Blocks or bricks of various shapes and sizes can be built up to form a rather unusual wall pattern and the extra effort and care required in its construction is worthwhile. This type of walling can be obtained in natural or coloured stone. Sizes range from about 8-3/4 in. x 4 in. x 2-5/8 in. to 17-5/8 in. x 4 in. x 5-5/8 in.
Raised beds add character to a garden design and rough or natural textured bricks and coping stones can be used to construct this type of feature. A raised bed will be appreciated by the elderly or handicapped gardener as it will reduce stooping or bending to a minimum. Furthermore, such raised beds allow gardeners with sight problems to appreciate better the full beauty of the plants.
Another type of wall is a dry wall which is built up with flat broken paving stones. The base for such a wall should be excavated to a depth of about 6 in. and the base consolidated. The largest stones should be laid on the base and soil packed in between. These stones should be sloped slightly inwards and the wall should taper towards the top. As each layer of stone is placed in position it should be covered with about 1/2 – 1 in. of fine soil. Smaller stones can be used in the centre of the wall to fill in any gaps. The top of the wall can be finished off with large pieces of slab.
Steps are essential in a garden which has pronounced levels or which slopes sharply. A combination of bricks and paving slabs will produce a neat effect. The steps should be dug out of the soil bank, allowing about 8 in. for the riser (the step face) and about 12 in. wide for the step tread. The front of the steps can be formed with one or two courses of bricks and the treads of the steps with large precast paving stones. All must be securely mortared in position as the work proceeds.
Another very attractive way of constructing garden steps is to use a mixture of materials. For example, the face or riser of the steps can be built up with random stone, ie. pieces of stone of different sizes. The individual pieces should not be too large otherwise you will be faced with the problem of having a rather high and somewhat uncomfortable step to negotiate.
Using this random size walling stone, about two courses are all that is usually required. These should be bedded securely on a layer of cement for the first course, making sure that each piece of stone is carefully levelled as it is laid. All pieces must be bonded well and a generous mortar joint allowed to ensure strength and rigidity. Natural coloured or coloured stone can be used for this type of step construction.
The tread or top of each step can be constructed from large slabs or, if the step is wide, several random size slabs can be laid. The latter plan is- most suitable where the riser is constructed with random stone. The tops or slabs should be bedded in a mortar mix made up of five parts of sand with one part of cement.
To avoid the possibility of wet mortar adhering to the face of the stonework as work proceeds (this can mark the stone unless removed immediately) the mortar mix should be on the dry side-never too wet when the joints are being pointed later.

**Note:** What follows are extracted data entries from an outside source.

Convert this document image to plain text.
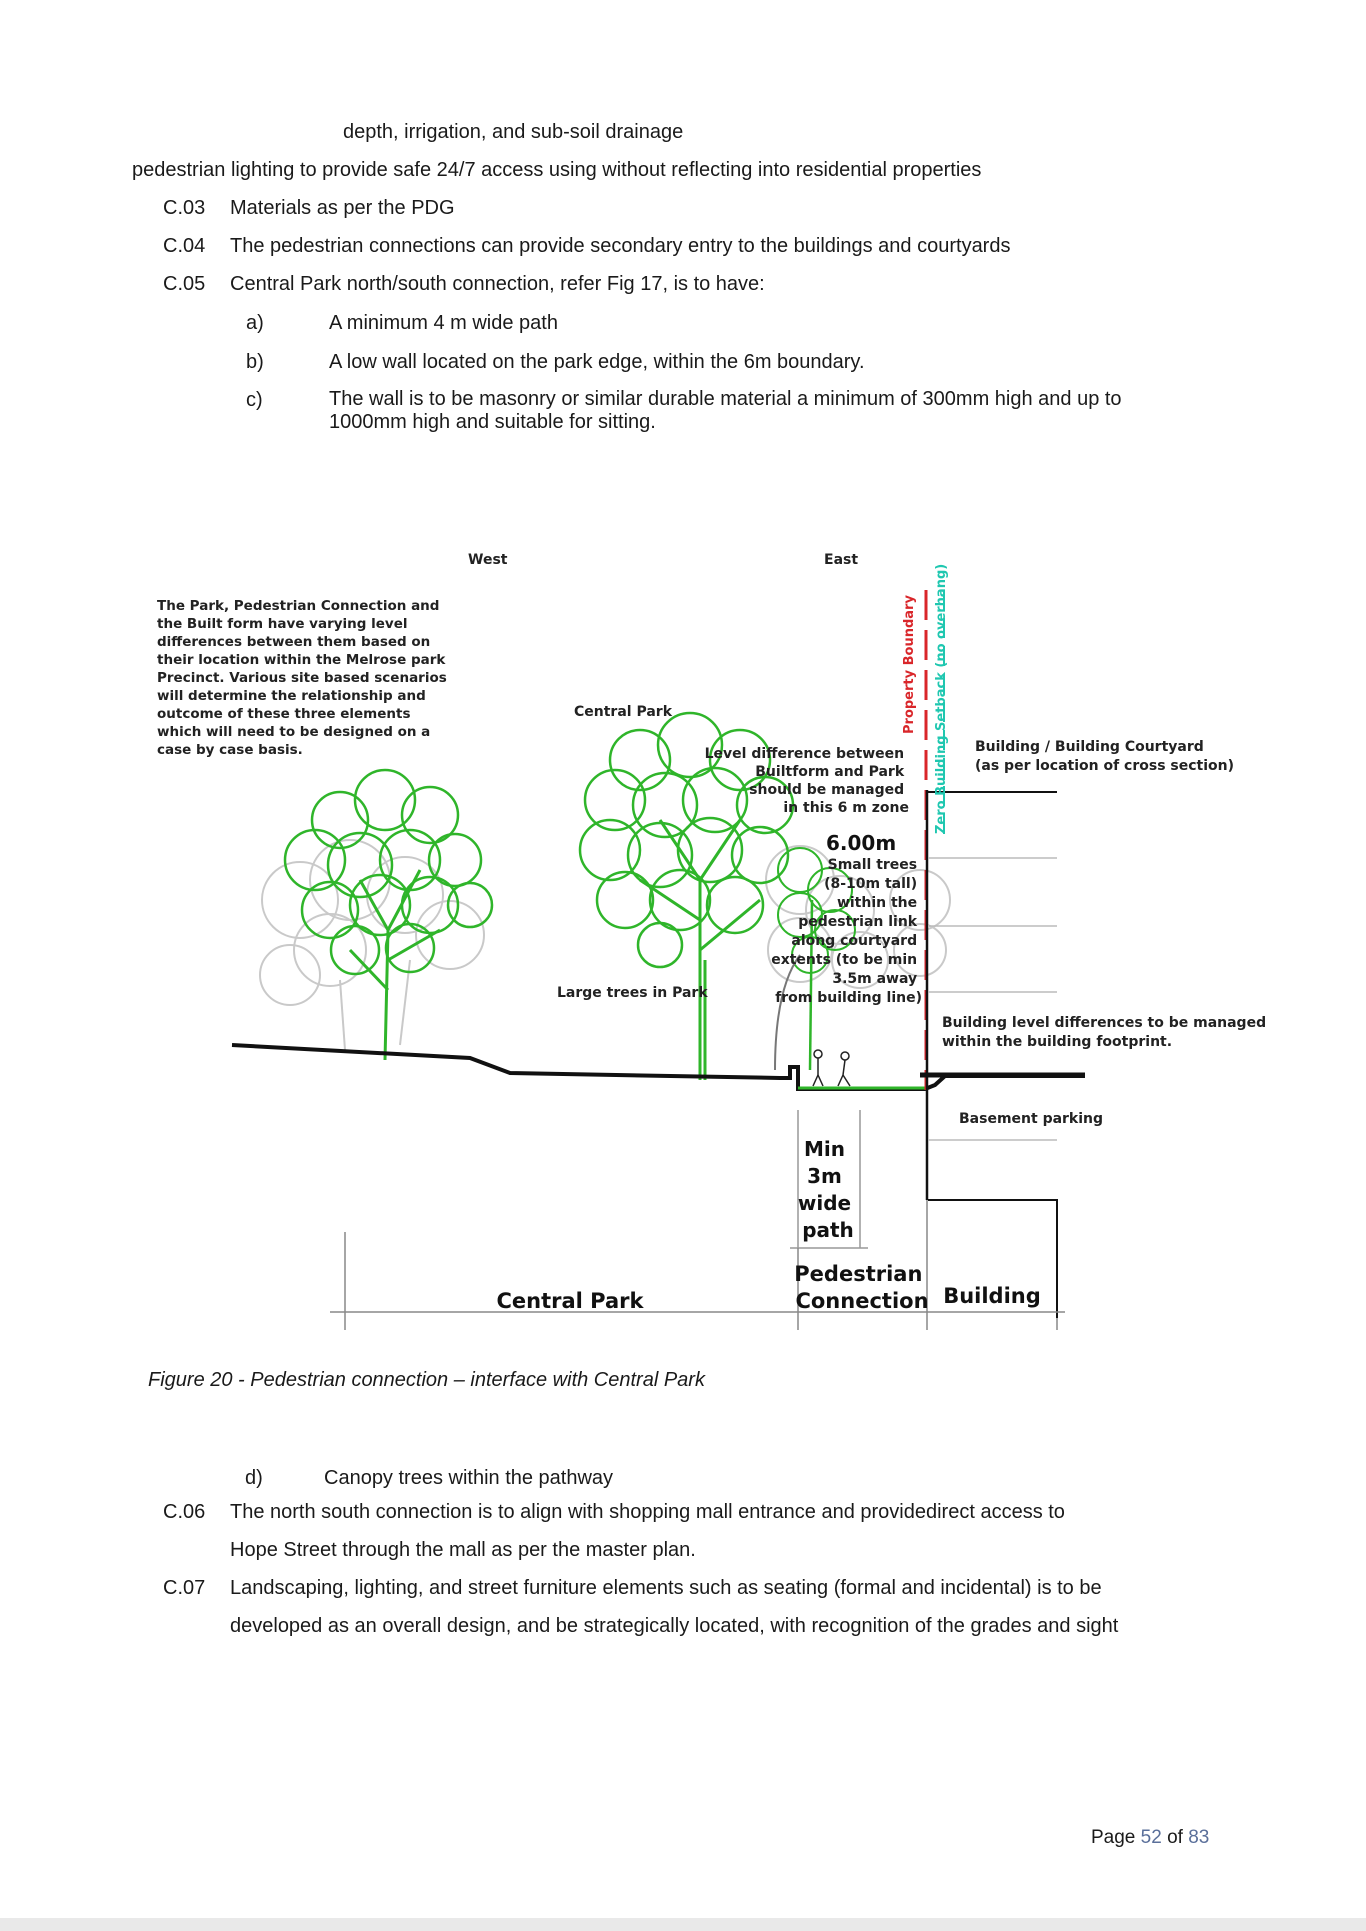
depth, irrigation, and sub-soil drainage
pedestrian lighting to provide safe 24/7 access using without reflecting into residential properties
C.03 Materials as per the PDG
C.04 The pedestrian connections can provide secondary entry to the buildings and courtyards
C.05 Central Park north/south connection, refer Fig 17, is to have:
a)	A minimum 4 m wide path
b)	A low wall located on the park edge, within the 6m boundary.
c)	The wall is to be masonry or similar durable material a minimum of 300mm high and up to 1000mm high and suitable for sitting.
West	East
Central Park	Property Boundary Zero Building Setback (no overhang)
Level difference between Builtform and Park should be managed in this 6 m zone
6.00m
Small trees (8-10m tall) within the pedestrian link along courtyard extents (to be min 3.5m away from building line)
Large trees in Park
Building / Building Courtyard (as per location of cross section)
Building level differences to be managed within the building footprint.
Basement parking
Min 3m wide path
Central Park
Pedestrian Connection Building
The Park, Pedestrian Connection and the Built form have varying level differences between them based on their location within the Melrose park Precinct. Various site based scenarios will determine the relationship and outcome of these three elements which will need to be designed on a case by case basis.
Figure 20 - Pedestrian connection – interface with Central Park
d)	Canopy trees within the pathway
C.06 The north south connection is to align with shopping mall entrance and providedirect access to
Hope Street through the mall as per the master plan.
C.07 Landscaping, lighting, and street furniture elements such as seating (formal and incidental) is to be
developed as an overall design, and be strategically located, with recognition of the grades and sight
Page 52 of 83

There is no need to use a lot of mortar when the slabs are being laid as the ‘spot’ method is quite adequate. For the smaller slabs one central ‘spot’ or trowel-ful of mortar is sufficient and the slab is pressed evenly down on it. For larger slabs five spots of mortar are required-one at each corner and a central one.
Steps can be built with crazy paving to provide a rustic or natural finish, but a little care is necessary during the work to make sure that all the irregularly shaped pieces are securely seated in their mortar bed. Special care is necessary at the step edges to produce a reasonably smooth outline or edge without having too many pieces jutting out, which could be dangerous, especially in the dark.